Hace diez años, en este mismo espacio, escribí sobre el Acuerdo de París, un tratado internacional sobre el cambio climático, en medio de aplausos diplomáticos y euforia ambientalista, adoptado por 196 países en la COP21 en esa ciudad, el 12 de diciembre de 2015. Después de una década, la pregunta ya no es si el Acuerdo de París fue histórico –porque lo fue–, sino si fue suficiente.
El acuerdo resolvió un problema político clave: logró que casi todos los países del mundo aceptaran, al menos en el papel, que el calentamiento global era una amenaza real y que debía limitarse idealmente a 1.5 °C. Rompió la vieja lógica de Kioto, donde solo los países desarrollados cargaban con obligaciones, y estableció un nuevo esquema de responsabilidades nacionales mediante las Contribuciones Nacionalmente Determinadas (NDC).
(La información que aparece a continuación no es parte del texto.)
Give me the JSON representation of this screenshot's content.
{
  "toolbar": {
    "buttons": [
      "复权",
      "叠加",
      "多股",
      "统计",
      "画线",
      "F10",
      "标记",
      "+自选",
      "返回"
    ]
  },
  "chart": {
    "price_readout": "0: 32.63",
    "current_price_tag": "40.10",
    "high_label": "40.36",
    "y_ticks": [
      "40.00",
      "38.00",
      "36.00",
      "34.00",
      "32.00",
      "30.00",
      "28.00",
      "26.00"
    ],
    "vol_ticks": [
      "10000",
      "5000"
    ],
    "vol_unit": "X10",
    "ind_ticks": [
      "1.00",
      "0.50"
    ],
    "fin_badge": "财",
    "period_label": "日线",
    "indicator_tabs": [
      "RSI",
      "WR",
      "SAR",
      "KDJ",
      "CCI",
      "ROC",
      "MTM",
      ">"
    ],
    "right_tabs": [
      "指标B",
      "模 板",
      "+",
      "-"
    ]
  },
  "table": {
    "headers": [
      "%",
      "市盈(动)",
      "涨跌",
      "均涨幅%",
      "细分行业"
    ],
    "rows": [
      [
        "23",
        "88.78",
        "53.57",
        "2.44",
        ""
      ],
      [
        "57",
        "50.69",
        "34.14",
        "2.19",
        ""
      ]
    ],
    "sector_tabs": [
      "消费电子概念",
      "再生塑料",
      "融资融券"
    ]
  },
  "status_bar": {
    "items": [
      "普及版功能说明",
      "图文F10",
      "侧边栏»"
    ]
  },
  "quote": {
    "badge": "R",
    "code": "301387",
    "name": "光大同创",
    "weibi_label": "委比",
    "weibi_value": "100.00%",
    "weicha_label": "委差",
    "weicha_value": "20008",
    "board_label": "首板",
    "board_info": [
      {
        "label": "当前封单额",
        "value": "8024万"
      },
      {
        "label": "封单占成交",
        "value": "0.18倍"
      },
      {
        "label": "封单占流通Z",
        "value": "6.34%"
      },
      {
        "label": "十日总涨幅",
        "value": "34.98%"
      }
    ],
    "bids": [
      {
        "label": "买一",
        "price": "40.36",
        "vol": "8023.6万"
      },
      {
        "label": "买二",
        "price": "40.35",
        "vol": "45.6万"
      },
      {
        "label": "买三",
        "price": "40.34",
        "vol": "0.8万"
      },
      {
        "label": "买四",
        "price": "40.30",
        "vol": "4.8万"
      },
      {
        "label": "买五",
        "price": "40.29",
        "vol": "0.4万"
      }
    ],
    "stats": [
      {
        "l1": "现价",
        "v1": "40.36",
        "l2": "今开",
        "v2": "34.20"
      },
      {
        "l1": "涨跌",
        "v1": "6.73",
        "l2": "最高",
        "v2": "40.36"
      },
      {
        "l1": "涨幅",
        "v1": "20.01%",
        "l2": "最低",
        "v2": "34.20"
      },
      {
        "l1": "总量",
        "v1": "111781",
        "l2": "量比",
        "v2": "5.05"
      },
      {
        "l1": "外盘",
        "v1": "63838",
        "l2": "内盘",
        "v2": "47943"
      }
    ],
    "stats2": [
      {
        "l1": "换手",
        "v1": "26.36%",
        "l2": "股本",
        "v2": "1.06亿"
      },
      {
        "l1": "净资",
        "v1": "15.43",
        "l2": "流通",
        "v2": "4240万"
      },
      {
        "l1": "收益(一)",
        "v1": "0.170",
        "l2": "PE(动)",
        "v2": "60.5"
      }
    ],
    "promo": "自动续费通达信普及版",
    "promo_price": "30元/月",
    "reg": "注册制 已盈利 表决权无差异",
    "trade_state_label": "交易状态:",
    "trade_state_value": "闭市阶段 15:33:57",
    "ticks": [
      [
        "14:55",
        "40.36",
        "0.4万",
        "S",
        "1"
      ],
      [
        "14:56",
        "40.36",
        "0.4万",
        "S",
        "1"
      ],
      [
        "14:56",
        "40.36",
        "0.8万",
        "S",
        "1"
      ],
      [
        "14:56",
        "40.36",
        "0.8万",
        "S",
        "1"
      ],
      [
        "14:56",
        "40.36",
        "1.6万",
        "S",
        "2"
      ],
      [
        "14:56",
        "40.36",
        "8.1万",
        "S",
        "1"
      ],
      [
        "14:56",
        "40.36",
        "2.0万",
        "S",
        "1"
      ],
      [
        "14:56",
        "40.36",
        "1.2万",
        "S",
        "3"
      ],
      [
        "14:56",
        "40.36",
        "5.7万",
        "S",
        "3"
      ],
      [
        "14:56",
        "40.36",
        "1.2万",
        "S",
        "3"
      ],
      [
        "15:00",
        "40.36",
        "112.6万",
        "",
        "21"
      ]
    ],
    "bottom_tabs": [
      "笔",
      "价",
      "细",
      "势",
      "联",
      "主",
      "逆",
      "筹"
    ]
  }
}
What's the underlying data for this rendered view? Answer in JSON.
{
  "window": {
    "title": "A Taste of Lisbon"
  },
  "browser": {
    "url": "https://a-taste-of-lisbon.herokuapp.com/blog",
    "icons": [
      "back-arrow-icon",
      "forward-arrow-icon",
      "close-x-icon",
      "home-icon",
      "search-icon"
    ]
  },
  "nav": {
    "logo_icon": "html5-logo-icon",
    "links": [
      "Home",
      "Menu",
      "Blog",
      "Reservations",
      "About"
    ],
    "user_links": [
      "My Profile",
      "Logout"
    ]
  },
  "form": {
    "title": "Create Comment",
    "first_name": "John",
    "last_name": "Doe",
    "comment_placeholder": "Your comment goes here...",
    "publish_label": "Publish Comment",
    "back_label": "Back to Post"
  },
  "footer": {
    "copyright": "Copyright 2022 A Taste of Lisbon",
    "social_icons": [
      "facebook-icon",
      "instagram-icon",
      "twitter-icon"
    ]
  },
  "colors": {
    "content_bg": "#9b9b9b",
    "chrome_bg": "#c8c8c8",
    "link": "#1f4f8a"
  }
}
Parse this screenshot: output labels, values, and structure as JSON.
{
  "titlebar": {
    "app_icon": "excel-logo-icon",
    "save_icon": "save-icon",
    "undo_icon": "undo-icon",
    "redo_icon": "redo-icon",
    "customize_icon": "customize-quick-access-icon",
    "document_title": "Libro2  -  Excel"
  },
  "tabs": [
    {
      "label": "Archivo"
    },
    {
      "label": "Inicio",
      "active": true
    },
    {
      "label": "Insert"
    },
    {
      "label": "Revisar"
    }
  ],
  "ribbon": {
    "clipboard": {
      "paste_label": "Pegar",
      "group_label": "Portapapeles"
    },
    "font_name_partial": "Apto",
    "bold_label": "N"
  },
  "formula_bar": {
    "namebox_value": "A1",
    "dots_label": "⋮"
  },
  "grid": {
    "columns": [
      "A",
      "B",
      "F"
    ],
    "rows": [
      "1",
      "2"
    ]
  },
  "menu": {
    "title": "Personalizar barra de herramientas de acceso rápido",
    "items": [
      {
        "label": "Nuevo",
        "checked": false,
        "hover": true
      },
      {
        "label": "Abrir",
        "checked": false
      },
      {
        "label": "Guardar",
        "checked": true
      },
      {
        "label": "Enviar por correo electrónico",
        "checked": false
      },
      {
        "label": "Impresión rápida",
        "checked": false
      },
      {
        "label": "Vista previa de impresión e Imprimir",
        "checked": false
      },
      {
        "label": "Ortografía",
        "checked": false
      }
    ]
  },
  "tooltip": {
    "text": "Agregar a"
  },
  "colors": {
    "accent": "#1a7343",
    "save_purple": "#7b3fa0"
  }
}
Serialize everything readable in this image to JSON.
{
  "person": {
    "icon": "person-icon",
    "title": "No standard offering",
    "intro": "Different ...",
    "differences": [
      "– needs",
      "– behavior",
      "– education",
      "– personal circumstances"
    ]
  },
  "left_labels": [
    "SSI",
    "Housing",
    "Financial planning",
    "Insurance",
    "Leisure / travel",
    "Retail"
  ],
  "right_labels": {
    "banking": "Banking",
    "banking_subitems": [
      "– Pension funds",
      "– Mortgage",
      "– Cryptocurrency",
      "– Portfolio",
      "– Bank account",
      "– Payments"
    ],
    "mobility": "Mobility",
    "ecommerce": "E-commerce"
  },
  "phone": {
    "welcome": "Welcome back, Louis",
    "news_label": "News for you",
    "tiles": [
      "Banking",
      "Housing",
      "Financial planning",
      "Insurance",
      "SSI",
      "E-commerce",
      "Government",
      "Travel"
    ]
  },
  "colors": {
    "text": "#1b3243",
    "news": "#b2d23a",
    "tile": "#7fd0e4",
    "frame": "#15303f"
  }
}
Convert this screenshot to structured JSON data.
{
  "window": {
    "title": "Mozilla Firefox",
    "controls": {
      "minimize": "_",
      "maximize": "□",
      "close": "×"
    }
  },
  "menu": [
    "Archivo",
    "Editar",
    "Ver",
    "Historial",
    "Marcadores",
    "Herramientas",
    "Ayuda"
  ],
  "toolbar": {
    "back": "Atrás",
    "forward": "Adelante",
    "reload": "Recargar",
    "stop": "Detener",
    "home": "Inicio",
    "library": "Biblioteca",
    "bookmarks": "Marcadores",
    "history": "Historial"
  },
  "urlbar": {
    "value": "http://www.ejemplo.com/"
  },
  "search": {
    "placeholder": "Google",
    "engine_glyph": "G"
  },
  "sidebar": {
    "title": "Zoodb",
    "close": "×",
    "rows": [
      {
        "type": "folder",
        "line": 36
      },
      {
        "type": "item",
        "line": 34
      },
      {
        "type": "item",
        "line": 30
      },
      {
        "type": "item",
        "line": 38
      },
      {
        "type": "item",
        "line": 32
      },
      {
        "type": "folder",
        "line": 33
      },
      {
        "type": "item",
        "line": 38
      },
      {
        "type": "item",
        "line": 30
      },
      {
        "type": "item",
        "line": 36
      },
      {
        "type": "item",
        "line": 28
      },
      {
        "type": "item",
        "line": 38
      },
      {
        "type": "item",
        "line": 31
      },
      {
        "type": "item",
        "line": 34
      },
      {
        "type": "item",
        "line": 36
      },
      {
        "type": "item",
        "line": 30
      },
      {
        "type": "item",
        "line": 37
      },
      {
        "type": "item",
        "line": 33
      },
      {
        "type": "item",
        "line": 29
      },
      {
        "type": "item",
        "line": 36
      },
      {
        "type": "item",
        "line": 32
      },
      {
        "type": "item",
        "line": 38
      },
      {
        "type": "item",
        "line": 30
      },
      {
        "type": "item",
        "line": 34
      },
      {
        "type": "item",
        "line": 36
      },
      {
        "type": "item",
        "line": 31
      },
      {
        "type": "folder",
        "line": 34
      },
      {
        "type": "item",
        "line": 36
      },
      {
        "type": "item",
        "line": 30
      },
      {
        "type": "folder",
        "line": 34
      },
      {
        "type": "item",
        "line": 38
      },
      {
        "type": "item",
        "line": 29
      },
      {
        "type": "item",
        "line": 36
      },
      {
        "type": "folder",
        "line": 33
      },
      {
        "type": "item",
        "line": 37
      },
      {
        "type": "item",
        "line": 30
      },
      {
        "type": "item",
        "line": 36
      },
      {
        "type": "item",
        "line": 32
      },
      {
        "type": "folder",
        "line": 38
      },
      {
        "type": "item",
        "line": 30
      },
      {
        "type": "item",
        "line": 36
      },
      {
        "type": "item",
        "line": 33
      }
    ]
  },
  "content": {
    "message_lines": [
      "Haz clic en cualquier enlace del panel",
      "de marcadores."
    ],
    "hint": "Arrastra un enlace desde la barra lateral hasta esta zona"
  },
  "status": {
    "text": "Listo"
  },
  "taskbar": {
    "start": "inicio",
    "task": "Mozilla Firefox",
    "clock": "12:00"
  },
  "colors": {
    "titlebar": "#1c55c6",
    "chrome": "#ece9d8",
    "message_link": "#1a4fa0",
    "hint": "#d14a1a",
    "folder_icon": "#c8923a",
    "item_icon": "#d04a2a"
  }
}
Cada país fijó sus propias metas. La cooperación sustituyó a la imposición.
A una década de distancia, el balance es brutal. Las emisiones globales no solo no han disminuido de manera estructural, sino que continúan en niveles históricamente altos. Las trayectorias actuales nos conducen a un calentamiento de entre 2.4 y 2.9 grados centígrados, muy por encima de lo que la ciencia considera un umbral seguro. El objetivo de 1.5 grados, que en 2015 parecía alcanzable, hoy está prácticamente fuera de alcance.
¿Por qué, entonces, París no cumplió su promesa? La respuesta es política, no técnica. El acuerdo apostó por la autorregulación moral de los Estados, por la presión reputacional y por la buena fe. No estableció sanciones, no creó tribunales climáticos, no impuso castigos comerciales. En un sistema internacional construido sobre la soberanía y los intereses nacionales, eso equivale a pedir sacrificios sin imponer costos.
Diez años después, París se parece menos a una solución y más a un recordatorio: el mundo supo exactamente qué debía hacer, cuándo debía hacerlo y por qué era urgente… pero eligió avanzar lento, con cautela y lógica electoral, protegiendo ingresos fósiles y evitando conflictos políticos internos.
Por su parte, México ha mantenido un discurso climático diplomáticamente correcto, mientras en casa ha impulsado una política energética de signo contrario. La prioridad otorgada a Pemex, la expansión de la refinación, la apuesta por Dos Bocas y la defensa de la Comisión Federal de Electricidad bajo un esquema de generación fósil han colocado al país en una trayectoria que contradice frontalmente los compromisos de París.
Cuando Claudia Sheinbaum asumió la Presidencia, heredó no solo un proyecto político llamado “segundo piso”, sino también una pesada factura ambiental: diez años después del Acuerdo de París, México sigue atrapado en un modelo energético incompatible con sus compromisos climáticos. La gran pregunta es si su gobierno corregirá la ruta o profundizará la contradicción.
A diez años del Acuerdo de París, el margen de simulación se agotó. El mundo ya no pregunta qué dicen los gobiernos sobre el clima, sino qué tan rápido están desmantelando sus economías carbonizadas. La historia climática no juzgará a México por lo que prometió en París, sino por lo que hizo –o dejó de hacer– en su territorio. Y hasta ahora, la distancia entre ambos mundos sigue siendo demasiado extenso.